Elle l’avait magnifiquement démontré avec la pièce Les Enfants chez Duceppe. La pièce raconte le sacrifice d’une génération retraitée pour protéger une génération future à la suite d’une catastrophe nucléaire. Dans notre réalité de crise climatique, l’écoconception soutenait puissamment l’intention de la pièce en rendant les propos d’autant plus pertinents. 

Les enfants, Théâtre Jean-Duceppe, 2020. Photo: Pierre Desjardins

Nouvelle mission

Pour moi, la créativité provient d’une envie sincère et authentique de beauté et d’émotions. Je trouve cela tellement insensé et triste de se dire qu’une œuvre qui, à la base, a une si belle intention, ne fera au final que contribuer à la pollution. L’écoconception me permet de retrouver un sens à ce que je fais et je souhaite pouvoir aider les artistes qui, comme moi, veulent redonner du sens à leur art. 

Je travaille donc avec Écoscéno depuis janvier 2021. Je suis une artiste passionnée d’écoconception et mon but est d’apporter du soutien et des conseils aux designers. J’ai le temps et la motivation de faire les recherches qu’on a jamais trop le temps de faire quand on est dans le feu de l’action.
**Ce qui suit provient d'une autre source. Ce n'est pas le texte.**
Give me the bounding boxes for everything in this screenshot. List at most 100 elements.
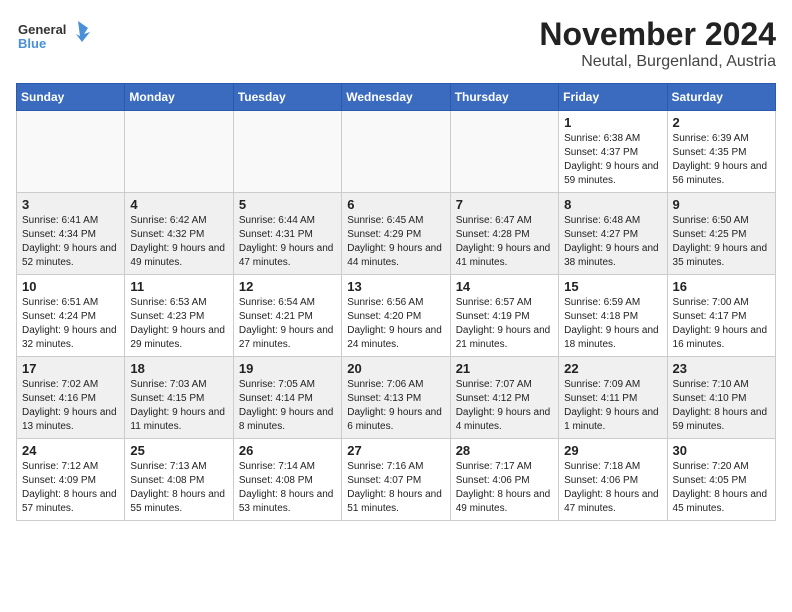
calendar-cell: 12 Sunrise: 6:54 AMSunset: 4:21 PMDayligh…: [233, 275, 341, 357]
day-number: 10: [22, 279, 119, 294]
day-number: 22: [564, 361, 661, 376]
cell-content: Sunrise: 6:57 AMSunset: 4:19 PMDaylight:…: [456, 296, 553, 352]
calendar-cell: [233, 111, 341, 193]
calendar-cell: 26 Sunrise: 7:14 AMSunset: 4:08 PMDayligh…: [233, 439, 341, 521]
header-cell-wednesday: Wednesday: [342, 84, 450, 111]
calendar-cell: 14 Sunrise: 6:57 AMSunset: 4:19 PMDayligh…: [450, 275, 558, 357]
cell-content: Sunrise: 6:48 AMSunset: 4:27 PMDaylight:…: [564, 214, 661, 270]
day-number: 12: [239, 279, 336, 294]
day-number: 13: [347, 279, 444, 294]
day-number: 1: [564, 115, 661, 130]
day-number: 4: [130, 197, 227, 212]
day-number: 24: [22, 443, 119, 458]
day-number: 14: [456, 279, 553, 294]
cell-content: Sunrise: 6:59 AMSunset: 4:18 PMDaylight:…: [564, 296, 661, 352]
calendar-cell: 27Sunrise: 7:16 AMSunset: 4:07 PMDayligh…: [342, 439, 450, 521]
cell-content: Sunrise: 6:41 AMSunset: 4:34 PMDaylight:…: [22, 214, 119, 270]
calendar-cell: 11 Sunrise: 6:53 AMSunset: 4:23 PMDayligh…: [125, 275, 233, 357]
calendar-week-3: 17 Sunrise: 7:02 AMSunset: 4:16 PMDayligh…: [17, 357, 776, 439]
day-number: 29: [564, 443, 661, 458]
day-number: 3: [22, 197, 119, 212]
cell-content: Sunrise: 6:47 AMSunset: 4:28 PMDaylight:…: [456, 214, 553, 270]
calendar-body: 1 Sunrise: 6:38 AMSunset: 4:37 PMDaylight…: [17, 111, 776, 521]
title-area: November 2024 Neutal, Burgenland, Austri…: [539, 16, 776, 71]
calendar-cell: 30Sunrise: 7:20 AMSunset: 4:05 PMDayligh…: [667, 439, 775, 521]
day-number: 28: [456, 443, 553, 458]
calendar-cell: 6 Sunrise: 6:45 AMSunset: 4:29 PMDaylight…: [342, 193, 450, 275]
calendar-cell: [17, 111, 125, 193]
calendar-cell: 13 Sunrise: 6:56 AMSunset: 4:20 PMDayligh…: [342, 275, 450, 357]
calendar-cell: 5 Sunrise: 6:44 AMSunset: 4:31 PMDaylight…: [233, 193, 341, 275]
calendar-cell: 29 Sunrise: 7:18 AMSunset: 4:06 PMDayligh…: [559, 439, 667, 521]
header-row: SundayMondayTuesdayWednesdayThursdayFrid…: [17, 84, 776, 111]
day-number: 6: [347, 197, 444, 212]
cell-content: Sunrise: 7:14 AMSunset: 4:08 PMDaylight:…: [239, 460, 336, 516]
cell-content: Sunrise: 6:38 AMSunset: 4:37 PMDaylight:…: [564, 132, 661, 188]
calendar-cell: [450, 111, 558, 193]
header-cell-tuesday: Tuesday: [233, 84, 341, 111]
calendar-cell: 1 Sunrise: 6:38 AMSunset: 4:37 PMDaylight…: [559, 111, 667, 193]
calendar-week-1: 3 Sunrise: 6:41 AMSunset: 4:34 PMDaylight…: [17, 193, 776, 275]
cell-content: Sunrise: 6:42 AMSunset: 4:32 PMDaylight:…: [130, 214, 227, 270]
cell-content: Sunrise: 7:13 AMSunset: 4:08 PMDaylight:…: [130, 460, 227, 516]
calendar-cell: 28Sunrise: 7:17 AMSunset: 4:06 PMDayligh…: [450, 439, 558, 521]
day-number: 11: [130, 279, 227, 294]
day-number: 20: [347, 361, 444, 376]
calendar-cell: 15 Sunrise: 6:59 AMSunset: 4:18 PMDayligh…: [559, 275, 667, 357]
calendar-cell: 4 Sunrise: 6:42 AMSunset: 4:32 PMDaylight…: [125, 193, 233, 275]
cell-content: Sunrise: 7:18 AMSunset: 4:06 PMDaylight:…: [564, 460, 661, 516]
calendar-cell: 18Sunrise: 7:03 AMSunset: 4:15 PMDayligh…: [125, 357, 233, 439]
calendar-week-0: 1 Sunrise: 6:38 AMSunset: 4:37 PMDaylight…: [17, 111, 776, 193]
day-number: 15: [564, 279, 661, 294]
calendar-cell: 19 Sunrise: 7:05 AMSunset: 4:14 PMDayligh…: [233, 357, 341, 439]
calendar-cell: 23 Sunrise: 7:10 AMSunset: 4:10 PMDayligh…: [667, 357, 775, 439]
calendar-week-2: 10 Sunrise: 6:51 AMSunset: 4:24 PMDayligh…: [17, 275, 776, 357]
calendar-table: SundayMondayTuesdayWednesdayThursdayFrid…: [16, 83, 776, 521]
cell-content: Sunrise: 6:44 AMSunset: 4:31 PMDaylight:…: [239, 214, 336, 270]
day-number: 26: [239, 443, 336, 458]
day-number: 2: [673, 115, 770, 130]
day-number: 30: [673, 443, 770, 458]
calendar-cell: 24Sunrise: 7:12 AMSunset: 4:09 PMDayligh…: [17, 439, 125, 521]
cell-content: Sunrise: 7:05 AMSunset: 4:14 PMDaylight:…: [239, 378, 336, 434]
day-number: 25: [130, 443, 227, 458]
calendar-cell: 22Sunrise: 7:09 AMSunset: 4:11 PMDayligh…: [559, 357, 667, 439]
logo-svg: GeneralBlue: [16, 16, 96, 56]
main-title: November 2024: [539, 16, 776, 53]
header-cell-thursday: Thursday: [450, 84, 558, 111]
calendar-cell: [125, 111, 233, 193]
calendar-week-4: 24Sunrise: 7:12 AMSunset: 4:09 PMDayligh…: [17, 439, 776, 521]
calendar-cell: 20Sunrise: 7:06 AMSunset: 4:13 PMDayligh…: [342, 357, 450, 439]
header-cell-saturday: Saturday: [667, 84, 775, 111]
cell-content: Sunrise: 6:53 AMSunset: 4:23 PMDaylight:…: [130, 296, 227, 352]
cell-content: Sunrise: 6:51 AMSunset: 4:24 PMDaylight:…: [22, 296, 119, 352]
cell-content: Sunrise: 7:10 AMSunset: 4:10 PMDaylight:…: [673, 378, 770, 434]
cell-content: Sunrise: 6:39 AMSunset: 4:35 PMDaylight:…: [673, 132, 770, 188]
header-cell-sunday: Sunday: [17, 84, 125, 111]
calendar-cell: [342, 111, 450, 193]
calendar-cell: 17 Sunrise: 7:02 AMSunset: 4:16 PMDayligh…: [17, 357, 125, 439]
cell-content: Sunrise: 6:50 AMSunset: 4:25 PMDaylight:…: [673, 214, 770, 270]
day-number: 9: [673, 197, 770, 212]
calendar-cell: 3 Sunrise: 6:41 AMSunset: 4:34 PMDaylight…: [17, 193, 125, 275]
cell-content: Sunrise: 7:02 AMSunset: 4:16 PMDaylight:…: [22, 378, 119, 434]
calendar-cell: 9 Sunrise: 6:50 AMSunset: 4:25 PMDaylight…: [667, 193, 775, 275]
day-number: 5: [239, 197, 336, 212]
day-number: 19: [239, 361, 336, 376]
cell-content: Sunrise: 6:45 AMSunset: 4:29 PMDaylight:…: [347, 214, 444, 270]
svg-text:Blue: Blue: [18, 36, 46, 51]
day-number: 23: [673, 361, 770, 376]
header-cell-monday: Monday: [125, 84, 233, 111]
logo: GeneralBlue: [16, 16, 96, 56]
day-number: 17: [22, 361, 119, 376]
day-number: 27: [347, 443, 444, 458]
header-cell-friday: Friday: [559, 84, 667, 111]
cell-content: Sunrise: 6:54 AMSunset: 4:21 PMDaylight:…: [239, 296, 336, 352]
day-number: 7: [456, 197, 553, 212]
calendar-header: SundayMondayTuesdayWednesdayThursdayFrid…: [17, 84, 776, 111]
subtitle: Neutal, Burgenland, Austria: [539, 53, 776, 71]
day-number: 21: [456, 361, 553, 376]
cell-content: Sunrise: 6:56 AMSunset: 4:20 PMDaylight:…: [347, 296, 444, 352]
calendar-cell: 7 Sunrise: 6:47 AMSunset: 4:28 PMDaylight…: [450, 193, 558, 275]
cell-content: Sunrise: 7:00 AMSunset: 4:17 PMDaylight:…: [673, 296, 770, 352]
Je pourrai donc vous épauler pour trouver des alternatives qui sont parfois dures à voir. Si on s’unit pour changer le système dans son ensemble, on sera peut-être capable de changer notre façon de faire de l’art! 
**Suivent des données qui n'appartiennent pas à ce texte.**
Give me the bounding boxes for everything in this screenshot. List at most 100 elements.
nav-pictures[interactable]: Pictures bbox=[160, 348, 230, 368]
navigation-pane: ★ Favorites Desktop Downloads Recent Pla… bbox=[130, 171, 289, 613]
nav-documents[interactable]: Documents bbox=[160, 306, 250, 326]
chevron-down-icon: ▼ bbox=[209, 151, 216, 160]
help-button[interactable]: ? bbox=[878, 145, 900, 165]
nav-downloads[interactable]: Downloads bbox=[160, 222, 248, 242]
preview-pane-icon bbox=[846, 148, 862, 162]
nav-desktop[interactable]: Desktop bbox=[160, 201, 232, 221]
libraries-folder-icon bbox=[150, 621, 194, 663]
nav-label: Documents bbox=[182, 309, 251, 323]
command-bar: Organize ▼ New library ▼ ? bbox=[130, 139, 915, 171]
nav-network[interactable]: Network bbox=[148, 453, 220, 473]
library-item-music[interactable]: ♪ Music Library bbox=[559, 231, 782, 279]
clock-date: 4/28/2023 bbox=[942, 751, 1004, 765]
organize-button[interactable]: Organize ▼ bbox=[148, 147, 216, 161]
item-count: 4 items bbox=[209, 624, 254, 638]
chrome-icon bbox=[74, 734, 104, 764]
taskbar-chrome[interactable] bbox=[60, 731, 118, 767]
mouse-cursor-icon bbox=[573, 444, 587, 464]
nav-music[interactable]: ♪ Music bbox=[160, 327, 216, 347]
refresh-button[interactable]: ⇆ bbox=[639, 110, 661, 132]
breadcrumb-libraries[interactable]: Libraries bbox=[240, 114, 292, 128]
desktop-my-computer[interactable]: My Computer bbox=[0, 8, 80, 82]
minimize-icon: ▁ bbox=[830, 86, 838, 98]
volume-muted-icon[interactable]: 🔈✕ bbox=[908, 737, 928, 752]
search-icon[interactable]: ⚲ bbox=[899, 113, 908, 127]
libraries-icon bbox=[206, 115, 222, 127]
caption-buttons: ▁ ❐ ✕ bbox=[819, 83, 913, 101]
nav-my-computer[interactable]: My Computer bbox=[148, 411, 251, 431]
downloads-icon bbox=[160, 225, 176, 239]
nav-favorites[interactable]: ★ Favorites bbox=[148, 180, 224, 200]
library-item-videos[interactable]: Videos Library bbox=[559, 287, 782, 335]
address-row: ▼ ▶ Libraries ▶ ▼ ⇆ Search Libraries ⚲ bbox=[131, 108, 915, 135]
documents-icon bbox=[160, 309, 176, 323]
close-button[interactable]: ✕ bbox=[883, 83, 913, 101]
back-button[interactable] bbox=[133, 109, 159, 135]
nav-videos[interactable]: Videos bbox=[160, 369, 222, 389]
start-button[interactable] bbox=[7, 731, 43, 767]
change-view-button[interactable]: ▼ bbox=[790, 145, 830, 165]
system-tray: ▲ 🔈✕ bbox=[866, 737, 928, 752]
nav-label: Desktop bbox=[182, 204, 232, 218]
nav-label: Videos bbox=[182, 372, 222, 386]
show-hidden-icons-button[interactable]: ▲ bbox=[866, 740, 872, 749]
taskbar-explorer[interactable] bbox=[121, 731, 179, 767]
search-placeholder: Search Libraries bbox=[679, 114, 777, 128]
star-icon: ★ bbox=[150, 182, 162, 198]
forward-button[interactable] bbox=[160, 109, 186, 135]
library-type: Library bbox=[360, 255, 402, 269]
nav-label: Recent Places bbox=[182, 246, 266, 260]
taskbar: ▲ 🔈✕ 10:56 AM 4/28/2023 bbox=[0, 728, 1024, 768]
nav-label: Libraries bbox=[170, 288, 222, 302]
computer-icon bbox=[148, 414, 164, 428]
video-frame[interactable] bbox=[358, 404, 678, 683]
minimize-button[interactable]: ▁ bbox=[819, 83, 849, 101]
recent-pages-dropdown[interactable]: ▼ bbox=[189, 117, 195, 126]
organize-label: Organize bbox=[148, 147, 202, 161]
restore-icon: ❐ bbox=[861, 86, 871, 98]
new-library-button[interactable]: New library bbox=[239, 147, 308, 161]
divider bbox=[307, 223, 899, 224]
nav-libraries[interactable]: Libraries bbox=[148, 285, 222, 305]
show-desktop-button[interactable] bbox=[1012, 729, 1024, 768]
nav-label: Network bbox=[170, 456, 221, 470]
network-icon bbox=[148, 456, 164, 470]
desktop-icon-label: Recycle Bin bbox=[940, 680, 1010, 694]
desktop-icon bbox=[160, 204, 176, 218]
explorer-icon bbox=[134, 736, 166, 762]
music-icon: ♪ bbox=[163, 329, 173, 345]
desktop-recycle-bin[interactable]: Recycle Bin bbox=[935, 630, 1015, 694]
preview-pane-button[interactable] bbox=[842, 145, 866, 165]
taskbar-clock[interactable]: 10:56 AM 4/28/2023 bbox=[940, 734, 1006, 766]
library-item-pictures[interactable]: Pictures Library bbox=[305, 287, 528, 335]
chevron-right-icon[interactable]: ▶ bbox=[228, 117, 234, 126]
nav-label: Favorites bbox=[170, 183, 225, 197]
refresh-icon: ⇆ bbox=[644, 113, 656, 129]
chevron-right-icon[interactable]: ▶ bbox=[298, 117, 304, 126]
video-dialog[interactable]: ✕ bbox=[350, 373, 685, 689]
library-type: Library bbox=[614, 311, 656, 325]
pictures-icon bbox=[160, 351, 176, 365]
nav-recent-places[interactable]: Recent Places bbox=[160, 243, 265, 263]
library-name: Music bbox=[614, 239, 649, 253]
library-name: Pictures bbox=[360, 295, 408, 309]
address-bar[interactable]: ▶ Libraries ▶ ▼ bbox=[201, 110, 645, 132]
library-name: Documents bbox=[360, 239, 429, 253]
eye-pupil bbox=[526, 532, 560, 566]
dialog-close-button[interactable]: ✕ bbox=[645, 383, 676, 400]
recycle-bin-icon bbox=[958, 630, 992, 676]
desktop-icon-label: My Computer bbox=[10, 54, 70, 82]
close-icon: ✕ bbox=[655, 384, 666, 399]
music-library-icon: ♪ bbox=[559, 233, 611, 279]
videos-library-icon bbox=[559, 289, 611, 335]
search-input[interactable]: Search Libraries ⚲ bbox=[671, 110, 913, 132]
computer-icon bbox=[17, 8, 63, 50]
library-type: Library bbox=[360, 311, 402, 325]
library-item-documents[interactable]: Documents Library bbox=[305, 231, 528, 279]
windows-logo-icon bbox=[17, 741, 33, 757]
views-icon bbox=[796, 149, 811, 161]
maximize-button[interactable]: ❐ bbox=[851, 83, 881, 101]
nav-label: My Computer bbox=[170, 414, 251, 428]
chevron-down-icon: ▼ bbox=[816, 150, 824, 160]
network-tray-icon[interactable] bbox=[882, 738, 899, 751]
Repensons notre façon de créer et de construire. Repensons notre système et nos étapes de production. Repensons le théâtre. Et redonnons du sens à notre art!

Julie Fournier

Julie Fournier

Julie Fournier est diplômée de l’Université Concordia depuis 2020. Elle a étudié en scénographie où elle s’est spécialisée en conception de costumes et s’est intéressée particulièrement à l’écoconception. Chargée de projet Costume & Textile à Écoscéno depuis janvier 2021, elle travaille à créer des ressources pour la confection de costumes écoresponsables dans le milieu des arts vivants.